Thursday, September 11, 2003

Reflections on the Current Political Climate

This is a free thought essay I wrote after trying to cope with the weight of this day.

Today started out with a trip to campus in the car. As usual the car radio was tuned to whatever clear channel (pun intended) we could get. There was this medley of patriotic songs playing and snipets of George W. making a speech about punishing the offenders of 9/11 (as though their being dead already wasn't punishment enough). Then I get to school and I am nearby the 9/11 memorial service taking place on the mall. The Arizona Daily Wildcat and every other news outlet is covering 9/11 memorials all over the world. Most of which are heartbreaking and act as a healthy reminder of the depths of human tragedy and loss. That was a horrible horrible day, and it is one, like the day Pearl Harbor was attacked, or the Day Martin Luther King Jr was shot, that everyone who was alive that day will remember where they were and what they were doing.

For me, I was in the shower listening to the radio (yes, I have a shower radio) and I remember jumping out of the shower, all soapy to turn on the TV and watch in horror as the 2nd plane hit the WTC. I sat, aghast and in shock, like the rest of the world. I had no idea the tragedy this would bring. I said that day that the US was at war and even if it hadn't been declared that we were.

Today is no different. I am still frozen with shock and grief and the memories of hugging my soon to be girlfriend and telling her that her mother would be ok (her mother works in Pennsylvania and was evacuated before the last plane crashed in that field).

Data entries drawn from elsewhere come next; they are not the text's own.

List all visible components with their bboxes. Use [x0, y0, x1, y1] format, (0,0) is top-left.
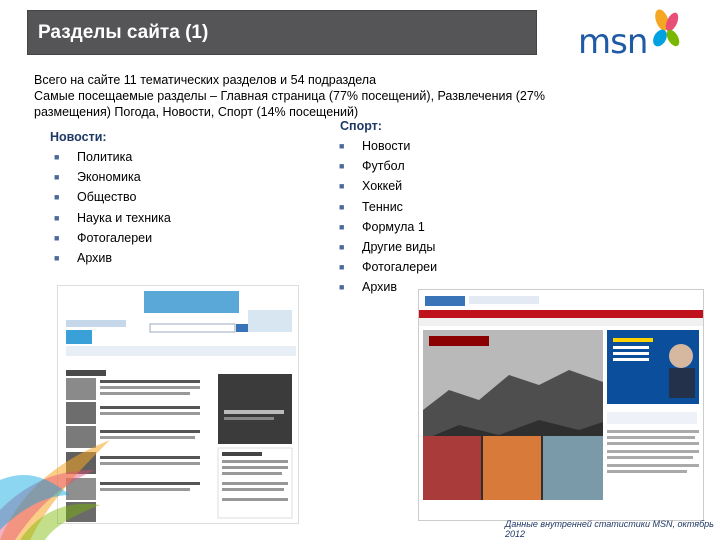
sport-item-label: Другие виды: [362, 239, 436, 254]
bullet-icon: ■: [54, 212, 60, 223]
news-item: ■ Общество: [50, 187, 171, 207]
slide-title: Разделы сайта (1): [38, 22, 209, 43]
sport-item-label: Хоккей: [362, 179, 403, 194]
sport-item: ■ Новости: [335, 136, 437, 156]
sport-item: ■ Фотогалереи: [335, 257, 437, 277]
sport-item: ■ Другие виды: [335, 237, 437, 257]
sport-item-label: Новости: [362, 139, 411, 153]
summary-line-1: Всего на сайте 11 тематических разделов …: [34, 73, 377, 87]
butterfly-icon: [653, 9, 680, 47]
msn-logo-text: msn: [578, 22, 648, 62]
bullet-icon: ■: [54, 232, 60, 243]
sport-page-screenshot: [418, 289, 704, 521]
news-item: ■ Фотогалереи: [50, 228, 171, 248]
news-item: ■ Архив: [50, 248, 171, 268]
msn-logo: msn: [578, 8, 688, 62]
news-item-label: Архив: [77, 250, 113, 265]
bullet-icon: ■: [339, 221, 345, 232]
sport-item: ■ Формула 1: [335, 217, 437, 237]
news-section-list: Новости: ■ Политика ■ Экономика ■ Общество …: [50, 130, 171, 268]
bullet-icon: ■: [54, 252, 60, 263]
sport-item: ■ Теннис: [335, 197, 437, 217]
decorative-swirl: [0, 440, 110, 540]
summary-line-3: размещения) Погода, Новости, Спорт (14% …: [34, 105, 359, 119]
news-heading: Новости:: [50, 130, 107, 144]
bullet-icon: ■: [339, 181, 345, 192]
summary-text: Всего на сайте 11 тематических разделов …: [34, 72, 674, 120]
bullet-icon: ■: [339, 201, 345, 212]
news-item-label: Фотогалереи: [77, 230, 153, 245]
sport-item-label: Архив: [362, 280, 398, 295]
news-item-label: Экономика: [77, 170, 141, 185]
bullet-icon: ■: [339, 262, 345, 273]
source-footnote: Данные внутренней статистики MSN, октябр…: [505, 519, 714, 539]
summary-line-2: Самые посещаемые разделы – Главная стран…: [34, 89, 545, 103]
sport-item-label: Формула 1: [362, 219, 425, 234]
bullet-icon: ■: [54, 192, 60, 203]
bullet-icon: ■: [339, 161, 345, 172]
bullet-icon: ■: [339, 141, 345, 151]
bullet-icon: ■: [54, 172, 60, 183]
news-item-label: Наука и техника: [77, 210, 171, 225]
slide-title-bar: Разделы сайта (1): [27, 10, 537, 55]
sport-heading: Спорт:: [340, 119, 382, 133]
sport-item-label: Фотогалереи: [362, 260, 438, 275]
sport-item-label: Футбол: [362, 159, 405, 174]
sport-item-label: Теннис: [362, 199, 403, 214]
sport-page-thumbnail: [419, 290, 703, 520]
news-item: ■ Политика: [50, 147, 171, 167]
news-item: ■ Наука и техника: [50, 208, 171, 228]
news-item-label: Политика: [77, 150, 133, 164]
sport-item: ■ Футбол: [335, 156, 437, 176]
sport-section-list: Спорт: ■ Новости ■ Футбол ■ Хоккей ■ Теннис …: [335, 119, 437, 298]
bullet-icon: ■: [339, 282, 345, 293]
news-item: ■ Экономика: [50, 167, 171, 187]
news-item-label: Общество: [77, 190, 137, 205]
bullet-icon: ■: [54, 152, 60, 162]
sport-item: ■ Хоккей: [335, 176, 437, 196]
bullet-icon: ■: [339, 241, 345, 252]
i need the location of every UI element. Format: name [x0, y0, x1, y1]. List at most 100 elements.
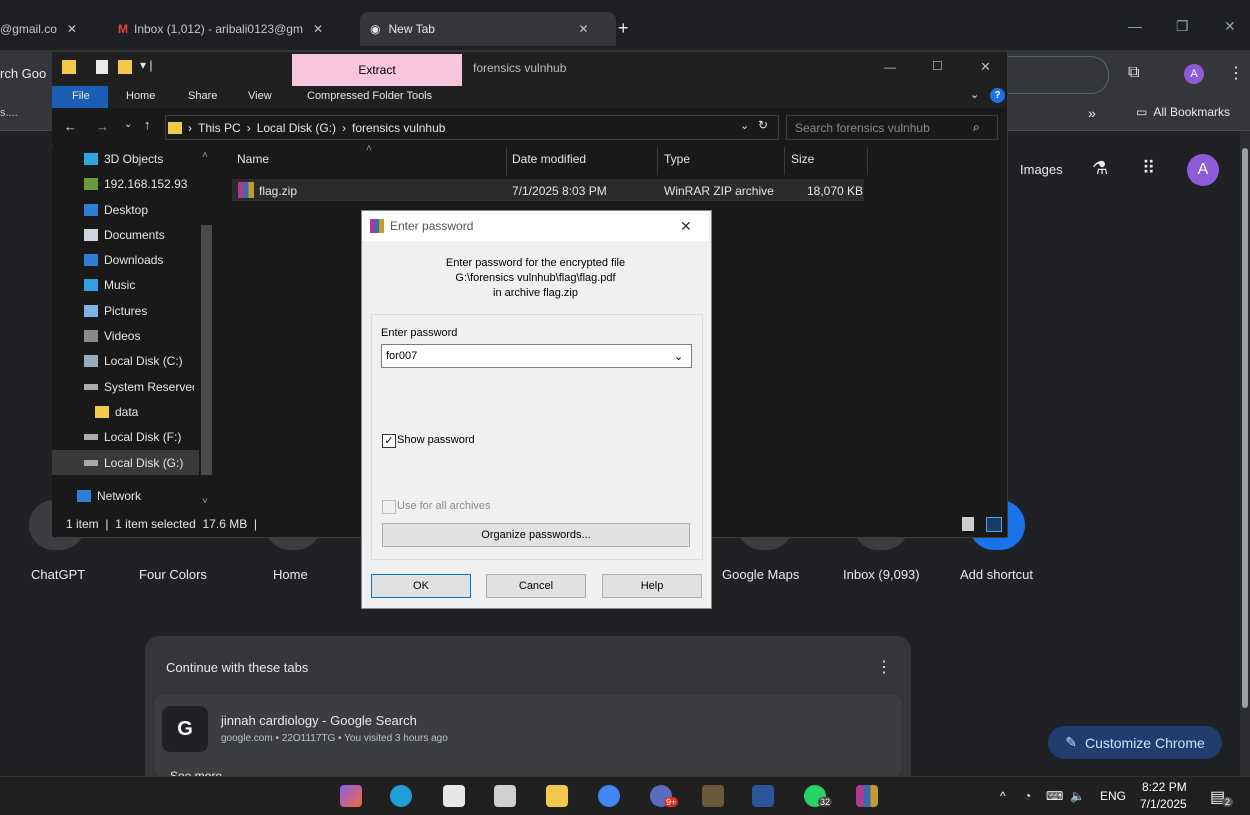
bookmarks-overflow[interactable]: » [1088, 105, 1096, 121]
new-folder-icon[interactable] [118, 60, 132, 74]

My shock and grief have changed, in fundamental ways. No longer am I horrified only at the loss of the people that day. I am horrified by my country's response to it. Tragedy begets tragedy seems to be the lesson. I am horrified that Bush and Rumsfeld and Ridge feel that it is their place to speak of vengeance and of fighting terror when the U.S. is creating no less of a tragedy by dropping bombs on Iraqi children and starving families and cutting veterans benefits. It is no less of a tragedy that the people of Iraq must live in fear of our soldiers and of car bombs and that they have no infrastructure. No water, no electricity. We have wrought devastation upon their land. We have reigned TERROR on them. We are no better. No matter what mantle is given us by our flag and our nationalism and our "freedom", we ARE NO BETTER.

Bush and his cronies speak of freedom when I have friends (U.S. Citizens) of Middle Eastern heritage who live in FEAR that they are going to be detained and held without an attorney for suspicion of terrorist activity, just for disagreeing with this government.

The tragedy of 9/11 lives on, not only in the loss of lives that day and the stories of children who lost their parents or parents who lost their children. The terror of 9/11 lives on in US military action and occupation. It lives on in a government that is out of control and that doesn't recognize the sanctity of citizenship or of due process.

Today, I do not forget 9/11, I remember what my country can achieve and I remember that REGIME CHANGE BEGINS AT HOME. Today I renew my commitment to fire the current pResident and restore democracy to America and sanity to the world.

Today, in honor of the victims of the 9/11 attacks and all of the victims of the subsequent tragedies in their name, I ask you to do the same.